Dziewczynki to "guły", a chłopaki "pedały". Zbadano, co o dzieciach mówią przezwiska

Ewa Bukowiecka-Janik
"Kto się przezywa, ten się tak sam nazywa" nigdy nie działało. Dzieciaki od zawsze wymyślały na siebie różne przezwiska i ksywki i tak dostało do dziś. Czy są jakieś różnice między tym, jak wyzywają się dziewczynki, a jak chłopcy? I co mówią o współczesnych dzieciach najpopularniejsze wyzwiska? Zbadali to naukowcy.
Przezwiska w szkole. Dlaczego dzieci się przezywają i o czym to świadczy? fot. 123rf
Wyniki badania trojga polskich naukowców Uniwersytetu Warszawskiego, które opublikowano w "School Psychology International" pokazało przede wszystkim, że inaczej przezywane są dziewczyny, a inaczej chłopcy.

"Nasze badania dotyczyły tego, jak młodzież opowiada o przemocy werbalnej i o bullyingu. Chcieliśmy zobaczyć, czy inwektywy są dostosowywane do odbiorcy i czy w zależności od sytuacji mają one odmienne zadania", mówił w rozmowie z PAP dr Mikołaj Winiewski z Wydziału Psychologii Uniwersytetu Warszawskiego.

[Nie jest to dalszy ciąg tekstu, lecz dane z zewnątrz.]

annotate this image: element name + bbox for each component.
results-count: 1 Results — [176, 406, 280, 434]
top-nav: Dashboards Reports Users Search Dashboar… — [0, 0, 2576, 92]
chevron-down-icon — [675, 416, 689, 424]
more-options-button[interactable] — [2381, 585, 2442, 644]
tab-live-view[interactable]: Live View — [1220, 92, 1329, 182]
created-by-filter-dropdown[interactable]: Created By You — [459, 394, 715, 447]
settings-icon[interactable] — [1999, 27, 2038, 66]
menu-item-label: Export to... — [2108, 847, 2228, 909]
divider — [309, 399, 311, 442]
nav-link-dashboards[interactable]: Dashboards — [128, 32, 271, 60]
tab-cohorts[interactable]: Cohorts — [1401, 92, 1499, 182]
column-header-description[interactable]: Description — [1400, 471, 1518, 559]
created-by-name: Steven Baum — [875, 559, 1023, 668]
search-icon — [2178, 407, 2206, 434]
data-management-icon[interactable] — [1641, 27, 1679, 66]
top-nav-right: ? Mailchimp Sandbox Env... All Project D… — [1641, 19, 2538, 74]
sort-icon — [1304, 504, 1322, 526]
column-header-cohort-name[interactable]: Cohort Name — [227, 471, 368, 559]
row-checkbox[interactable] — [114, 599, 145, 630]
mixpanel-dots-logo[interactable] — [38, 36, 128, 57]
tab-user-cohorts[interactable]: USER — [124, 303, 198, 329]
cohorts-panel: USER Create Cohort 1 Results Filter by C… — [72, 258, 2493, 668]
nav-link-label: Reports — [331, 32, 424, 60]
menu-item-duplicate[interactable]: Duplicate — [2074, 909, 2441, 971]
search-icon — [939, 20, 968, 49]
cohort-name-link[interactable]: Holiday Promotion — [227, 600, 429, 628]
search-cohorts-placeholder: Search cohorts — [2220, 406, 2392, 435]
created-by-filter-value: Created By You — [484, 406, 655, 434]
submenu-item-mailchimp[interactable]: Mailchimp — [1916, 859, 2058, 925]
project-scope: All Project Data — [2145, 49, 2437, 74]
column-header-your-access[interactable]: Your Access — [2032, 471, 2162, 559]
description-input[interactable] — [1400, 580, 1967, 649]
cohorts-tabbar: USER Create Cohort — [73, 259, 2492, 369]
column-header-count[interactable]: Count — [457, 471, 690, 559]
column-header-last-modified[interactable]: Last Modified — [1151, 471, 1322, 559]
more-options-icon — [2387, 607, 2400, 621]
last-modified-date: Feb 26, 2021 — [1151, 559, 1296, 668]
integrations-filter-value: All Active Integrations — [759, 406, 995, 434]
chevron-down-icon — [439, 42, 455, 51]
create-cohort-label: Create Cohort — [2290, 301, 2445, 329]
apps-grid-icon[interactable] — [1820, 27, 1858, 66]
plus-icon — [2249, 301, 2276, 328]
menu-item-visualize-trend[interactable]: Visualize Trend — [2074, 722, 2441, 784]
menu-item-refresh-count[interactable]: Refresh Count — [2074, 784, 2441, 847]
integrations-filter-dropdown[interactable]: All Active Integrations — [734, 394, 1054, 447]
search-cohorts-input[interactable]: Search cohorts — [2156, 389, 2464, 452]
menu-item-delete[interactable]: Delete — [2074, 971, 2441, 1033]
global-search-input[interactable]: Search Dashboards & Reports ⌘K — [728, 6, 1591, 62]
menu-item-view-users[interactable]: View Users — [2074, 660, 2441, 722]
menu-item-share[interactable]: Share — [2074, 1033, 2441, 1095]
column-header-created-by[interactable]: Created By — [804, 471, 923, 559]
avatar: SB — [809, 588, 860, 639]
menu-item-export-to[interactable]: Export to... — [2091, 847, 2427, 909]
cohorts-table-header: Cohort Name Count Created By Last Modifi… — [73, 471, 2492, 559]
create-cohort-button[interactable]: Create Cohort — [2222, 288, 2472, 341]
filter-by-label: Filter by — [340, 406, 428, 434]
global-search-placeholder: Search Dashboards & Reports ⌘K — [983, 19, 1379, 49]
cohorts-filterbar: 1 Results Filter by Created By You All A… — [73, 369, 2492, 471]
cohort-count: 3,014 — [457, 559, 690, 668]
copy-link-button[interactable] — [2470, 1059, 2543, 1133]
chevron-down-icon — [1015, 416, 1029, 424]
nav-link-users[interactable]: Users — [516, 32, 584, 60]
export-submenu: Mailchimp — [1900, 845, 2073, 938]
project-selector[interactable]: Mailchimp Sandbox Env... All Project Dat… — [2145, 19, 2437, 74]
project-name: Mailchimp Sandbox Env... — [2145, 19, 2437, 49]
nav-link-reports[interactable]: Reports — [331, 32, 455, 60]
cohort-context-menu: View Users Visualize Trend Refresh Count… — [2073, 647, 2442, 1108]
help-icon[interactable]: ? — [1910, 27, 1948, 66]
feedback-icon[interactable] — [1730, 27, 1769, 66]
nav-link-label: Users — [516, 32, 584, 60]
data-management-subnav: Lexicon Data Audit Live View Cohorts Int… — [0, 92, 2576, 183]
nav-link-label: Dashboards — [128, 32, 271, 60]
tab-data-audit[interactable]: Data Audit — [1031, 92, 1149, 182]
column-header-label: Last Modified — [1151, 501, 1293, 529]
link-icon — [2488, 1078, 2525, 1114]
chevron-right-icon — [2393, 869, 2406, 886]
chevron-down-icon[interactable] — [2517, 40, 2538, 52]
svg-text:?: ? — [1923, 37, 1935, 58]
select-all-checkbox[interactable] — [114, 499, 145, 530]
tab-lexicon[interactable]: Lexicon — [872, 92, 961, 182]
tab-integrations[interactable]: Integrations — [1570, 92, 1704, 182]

Różnica jest zasadnicza. Dziewczyny najczęściej spotykają się z inwektywami dotyczącymi ich intelektu i tego, że nie dają sobie z czymś rady. Można się domyślić, że nazywane są „gułami”, „idiotkami” i tak dalej.


Chłopcy zaś najczęściej słyszą wyzwiska związane z ich seksualnością, m.in. określenia dotyczące organów płciowych, czynności seksualnych czy orientacji seksualnej. Te wyzwiska nie trudno sobie wyobrazić. „Pedał” to klasyk na szkolnych korytarzach co najmniej od dwóch dekad.

Zdaniem dra Winiewskiego różnica ta wynika z faktu, że inne rzeczy są bolesne w okresie dorastania dla dziewczyn, a inne dla chłopców. Dziewczynki swoje poczucie własnej wartości budują na tym, że są mądre i zdolne, że mają poczucie sprawczości. "Jeśli usłyszą od kogoś, że są głupie albo że nie dadzą sobie z czymś rady, mogą mieć poczucie, że odbiera się im tę sprawczość. I dlatego jest to dla nich tak bolesne" – wyjaśnia Winiewski.

Z kolei chłopcy na etapie dorastania bardziej wstydzą się wszystkiego, co związane z ich seksualnością, ponieważ dopiero się ona u nich kształtuje. Nie są jej do końca pewni, więc to ich słaby punkt. Poza tym pokutuje wstyd i strach przed byciem w mniejszości. Tym bardziej że w Polsce mniejszości seksualne nie mają łatwo...

W opinii ekspertów wyniki badania mogą być pomocne w szukaniu sposobu na przeciwdziałanie przemocy w szkole. Przede wszystkim – inaczej należy mówić do dziewczyn, a inaczej do chłopców. Pomocna będzie tu m.in. edukacja seksualna.

Badanie składało się z dwóch zadań. Pierwsze polegało na tym, by napisać, co mogło spowodować, że uczeń/uczennica wrócił smutny ze szkoły. Jedna grupa pisała o Kacprze, druga o Adzie. Jak się okazało, znakomita część „zmyślonych” sytuacji dotyczyła przemocy rówieśniczej, sytuacje o relacji z nauczycielem stanowiły wyjątki.

Drugie zadanie polegało na wymienieniu 10 wyzwisk, z którymi ostatnio spotkali się uczniowie. Znamienne jest choćby to, że dzieci wymieniały znacznie więcej niż 10 określeń... Wśród nich były inwektywy związane z seksualnością, intelektem (stanowiły 30 proc. wszystkich) oraz wyglądem, a także o charakterze ksenofobicznym.